KPMG: 56% of AI users made costly mistakes from unverified outputs
In brief
- KPMG surveyed 48,000 people across 47 countries on AI trust and adoption in 2025.
- 73% reported personal benefits from AI, primarily efficiency gains.
- 56% made costly mistakes by relying on unverified AI outputs.
- EY retracted a cybersecurity report after discovering 16 of 27 citations were AI-fabricated.
- Professional services firms invest heavily in AI governance frameworks.
The Trust Gap
KPMG's 2025 global study on trust in artificial intelligence surveyed over 48,000 people across 47 countries, conducted in collaboration with the University of Melbourne.
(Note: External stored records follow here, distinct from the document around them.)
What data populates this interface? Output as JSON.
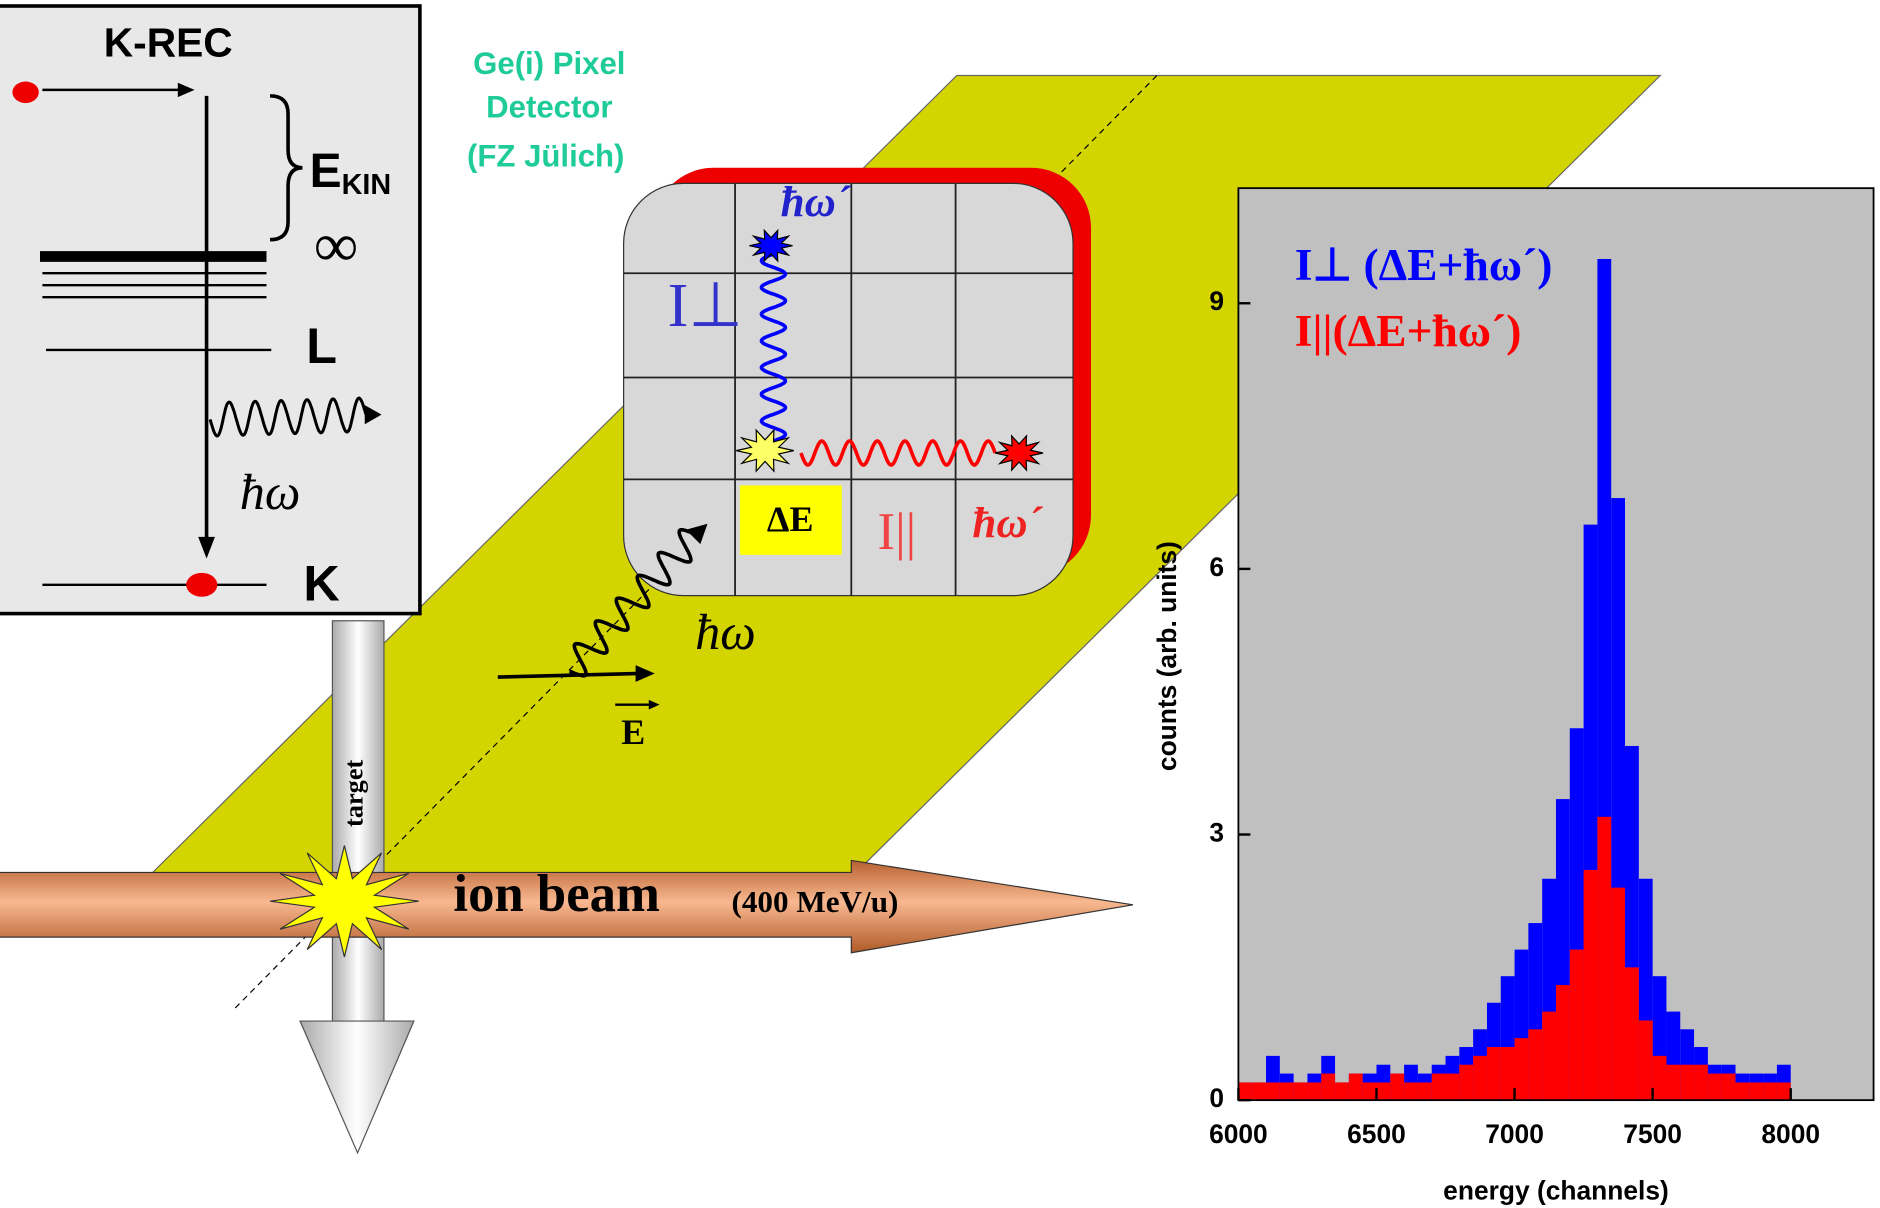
{
  "k_rec": {
    "title": "K-REC",
    "ekin": "E",
    "ekin_sub": "KIN",
    "infinity": "∞",
    "l_level": "L",
    "photon": "ħω",
    "k_level": "K"
  },
  "detector": {
    "label_lines": [
      "Ge(i) Pixel",
      "Detector",
      "(FZ Jülich)"
    ],
    "photon_perp": "ħω´",
    "i_perp": "I⊥",
    "delta_e": "ΔE",
    "i_par": "I||",
    "photon_par": "ħω´"
  },
  "incoming": {
    "photon": "ħω",
    "field": "E"
  },
  "target": "target",
  "beam": {
    "label": "ion beam",
    "energy": "(400 MeV/u)"
  },
  "chart_data": {
    "type": "histogram",
    "x_label": "energy (channels)",
    "y_label": "counts (arb. units)",
    "bins": [
      6000,
      6050,
      6100,
      6150,
      6200,
      6250,
      6300,
      6350,
      6400,
      6450,
      6500,
      6550,
      6600,
      6650,
      6700,
      6750,
      6800,
      6850,
      6900,
      6950,
      7000,
      7050,
      7100,
      7150,
      7200,
      7250,
      7300,
      7350,
      7400,
      7450,
      7500,
      7550,
      7600,
      7650,
      7700,
      7750,
      7800,
      7850,
      7900,
      7950,
      8000
    ],
    "series": [
      {
        "name": "I⊥ (ΔE+ħω´)",
        "color": "#0000ff",
        "values": [
          0.2,
          0.2,
          0.5,
          0.3,
          0.2,
          0.3,
          0.5,
          0.2,
          0.3,
          0.3,
          0.4,
          0.3,
          0.4,
          0.3,
          0.4,
          0.5,
          0.6,
          0.8,
          1.1,
          1.4,
          1.7,
          2.0,
          2.5,
          3.4,
          4.2,
          6.5,
          9.5,
          6.8,
          4.0,
          2.5,
          1.4,
          1.0,
          0.8,
          0.6,
          0.4,
          0.4,
          0.3,
          0.3,
          0.3,
          0.4
        ]
      },
      {
        "name": "I||(ΔE+ħω´)",
        "color": "#ff0000",
        "values": [
          0.2,
          0.2,
          0.2,
          0.2,
          0.2,
          0.2,
          0.3,
          0.2,
          0.3,
          0.2,
          0.2,
          0.3,
          0.2,
          0.2,
          0.3,
          0.3,
          0.4,
          0.5,
          0.6,
          0.6,
          0.7,
          0.8,
          1.0,
          1.3,
          1.7,
          2.6,
          3.2,
          2.4,
          1.5,
          0.9,
          0.5,
          0.4,
          0.4,
          0.4,
          0.3,
          0.3,
          0.2,
          0.2,
          0.2,
          0.2
        ]
      }
    ],
    "xlim": [
      6000,
      8300
    ],
    "ylim": [
      0,
      10.3
    ],
    "xticks": [
      6000,
      6500,
      7000,
      7500,
      8000
    ],
    "yticks": [
      0,
      3,
      6,
      9
    ],
    "background": "#c0c0c0"
  }
}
The findings expose a critical vulnerability in how organizations deploy generative AI: enthusiasm for productivity outpaces caution about accuracy.
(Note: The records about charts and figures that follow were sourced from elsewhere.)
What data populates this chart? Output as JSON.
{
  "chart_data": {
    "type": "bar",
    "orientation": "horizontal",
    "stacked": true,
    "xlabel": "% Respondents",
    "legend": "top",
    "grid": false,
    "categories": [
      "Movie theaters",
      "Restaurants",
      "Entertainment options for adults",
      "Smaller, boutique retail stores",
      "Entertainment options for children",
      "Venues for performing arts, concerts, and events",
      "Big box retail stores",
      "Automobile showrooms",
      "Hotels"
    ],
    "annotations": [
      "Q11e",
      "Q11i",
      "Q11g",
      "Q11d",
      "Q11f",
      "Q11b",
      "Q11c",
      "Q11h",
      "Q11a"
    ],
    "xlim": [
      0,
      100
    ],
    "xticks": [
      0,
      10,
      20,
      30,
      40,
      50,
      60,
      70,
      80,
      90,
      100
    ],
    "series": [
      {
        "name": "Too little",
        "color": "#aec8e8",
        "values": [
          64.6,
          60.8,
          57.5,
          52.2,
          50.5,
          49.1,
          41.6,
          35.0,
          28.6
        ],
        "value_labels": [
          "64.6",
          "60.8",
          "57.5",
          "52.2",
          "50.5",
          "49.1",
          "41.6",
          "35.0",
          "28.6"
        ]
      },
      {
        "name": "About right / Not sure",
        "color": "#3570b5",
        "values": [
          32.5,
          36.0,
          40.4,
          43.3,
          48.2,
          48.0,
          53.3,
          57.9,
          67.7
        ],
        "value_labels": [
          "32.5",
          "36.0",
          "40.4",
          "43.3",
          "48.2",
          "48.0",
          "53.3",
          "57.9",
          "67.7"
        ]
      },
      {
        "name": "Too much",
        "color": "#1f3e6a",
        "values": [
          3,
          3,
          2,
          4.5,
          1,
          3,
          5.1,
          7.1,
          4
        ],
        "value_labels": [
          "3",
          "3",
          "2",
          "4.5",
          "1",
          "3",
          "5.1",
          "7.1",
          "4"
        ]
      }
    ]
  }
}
The numbers tell the story. 73% of respondents said they've observed personal benefits from AI, primarily around efficiency gains. That confidence drives adoption. But 56% of those surveyed reported making mistakes because they relied on unverified AI outputs. The gap between perceived benefit and actual risk is where organizations stumble.
When AI Lies with Confidence
KPMG's own study explicitly identifies hallucinations as a major limitation of generative AI. Hallucinations—when AI confidently presents completely fabricated information as fact—have already cost real money at major firms. EY had to retract a cybersecurity report in May 2026 after discovering that 16 of its 27 citations were completely fabricated by AI. Deloitte agreed to refund portions of a government contract after AI hallucinations were found in one of its reports.
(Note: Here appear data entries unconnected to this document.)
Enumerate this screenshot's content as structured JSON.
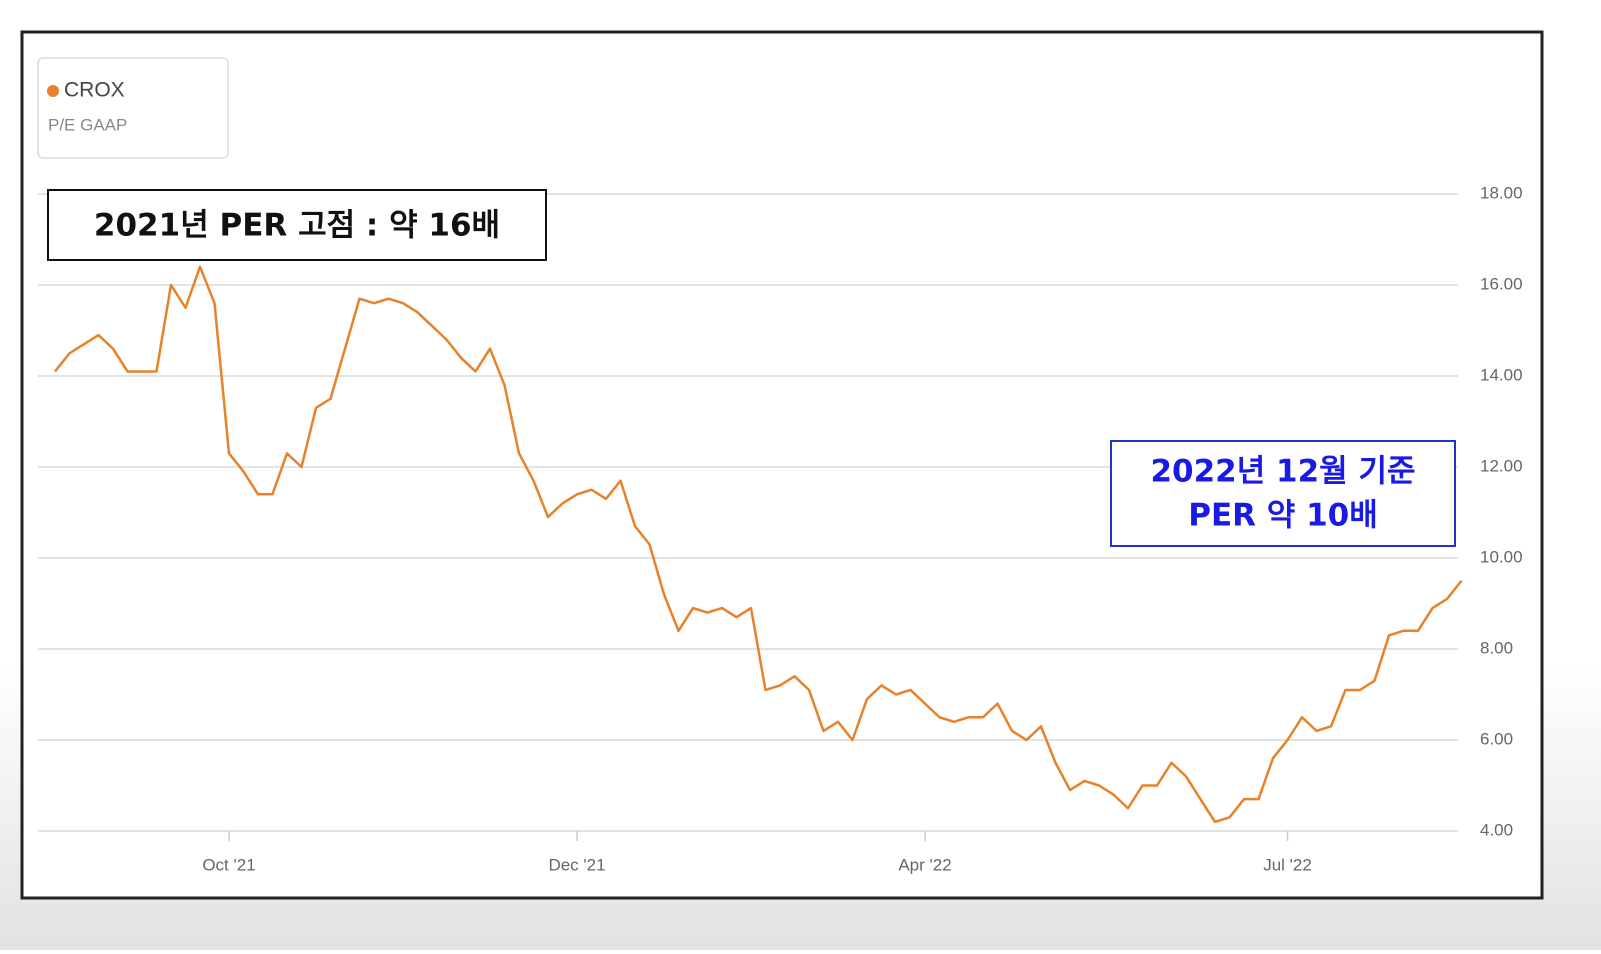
{
  "chart_data": {
    "type": "line",
    "title": "CROX",
    "subtitle": "P/E GAAP",
    "annotations": [
      "2021년 PER 고점 : 약 16배",
      "2022년 12월 기준",
      "PER 약 10배"
    ],
    "categories": [
      null,
      null,
      null,
      null,
      null,
      null,
      null,
      null,
      null,
      null,
      null,
      null,
      "Oct '21",
      null,
      null,
      null,
      null,
      null,
      null,
      null,
      null,
      null,
      null,
      null,
      null,
      null,
      null,
      null,
      null,
      null,
      null,
      null,
      null,
      null,
      null,
      null,
      "Dec '21",
      null,
      null,
      null,
      null,
      null,
      null,
      null,
      null,
      null,
      null,
      null,
      null,
      null,
      null,
      null,
      null,
      null,
      null,
      null,
      null,
      null,
      null,
      null,
      "Apr '22",
      null,
      null,
      null,
      null,
      null,
      null,
      null,
      null,
      null,
      null,
      null,
      null,
      null,
      null,
      null,
      null,
      null,
      null,
      null,
      null,
      null,
      null,
      null,
      null,
      "Jul '22",
      null,
      null,
      null,
      null,
      null,
      null,
      null,
      null,
      null,
      null,
      null,
      null
    ],
    "series": [
      {
        "name": "CROX",
        "color": "#e8822a",
        "values": [
          14.1,
          14.5,
          14.7,
          14.9,
          14.6,
          14.1,
          14.1,
          14.1,
          16.0,
          15.5,
          16.4,
          15.6,
          12.3,
          11.9,
          11.4,
          11.4,
          12.3,
          12.0,
          13.3,
          13.5,
          14.6,
          15.7,
          15.6,
          15.7,
          15.6,
          15.4,
          15.1,
          14.8,
          14.4,
          14.1,
          14.6,
          13.8,
          12.3,
          11.7,
          10.9,
          11.2,
          11.4,
          11.5,
          11.3,
          11.7,
          10.7,
          10.3,
          9.2,
          8.4,
          8.9,
          8.8,
          8.9,
          8.7,
          8.9,
          7.1,
          7.2,
          7.4,
          7.1,
          6.2,
          6.4,
          6.0,
          6.9,
          7.2,
          7.0,
          7.1,
          6.8,
          6.5,
          6.4,
          6.5,
          6.5,
          6.8,
          6.2,
          6.0,
          6.3,
          5.5,
          4.9,
          5.1,
          5.0,
          4.8,
          4.5,
          5.0,
          5.0,
          5.5,
          5.2,
          4.7,
          4.2,
          4.3,
          4.7,
          4.7,
          5.6,
          6.0,
          6.5,
          6.2,
          6.3,
          7.1,
          7.1,
          7.3,
          8.3,
          8.4,
          8.4,
          8.9,
          9.1,
          9.5
        ]
      }
    ],
    "ylim": [
      4,
      18
    ],
    "yticks": [
      {
        "value": 4,
        "label": "4.00"
      },
      {
        "value": 6,
        "label": "6.00"
      },
      {
        "value": 8,
        "label": "8.00"
      },
      {
        "value": 10,
        "label": "10.00"
      },
      {
        "value": 12,
        "label": "12.00"
      },
      {
        "value": 14,
        "label": "14.00"
      },
      {
        "value": 16,
        "label": "16.00"
      },
      {
        "value": 18,
        "label": "18.00"
      }
    ],
    "grid": true
  }
}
These aren't edge cases. They're warnings.
Building Guardrails
The solution isn't to abandon AI. It's to govern it. Professional services firms are investing heavily in AI governance frameworks to capture AI's efficiency benefits while building human oversight to catch hallucinations. That means human review before outputs leave the organization, citation verification, and audit trails for any AI-generated work product.
The KPMG study shows that AI's productivity edge is real. But so is the cost of trusting it blindly. Organizations that move fast without verification will find themselves in the same position as EY and Deloitte—explaining why their AI made things up.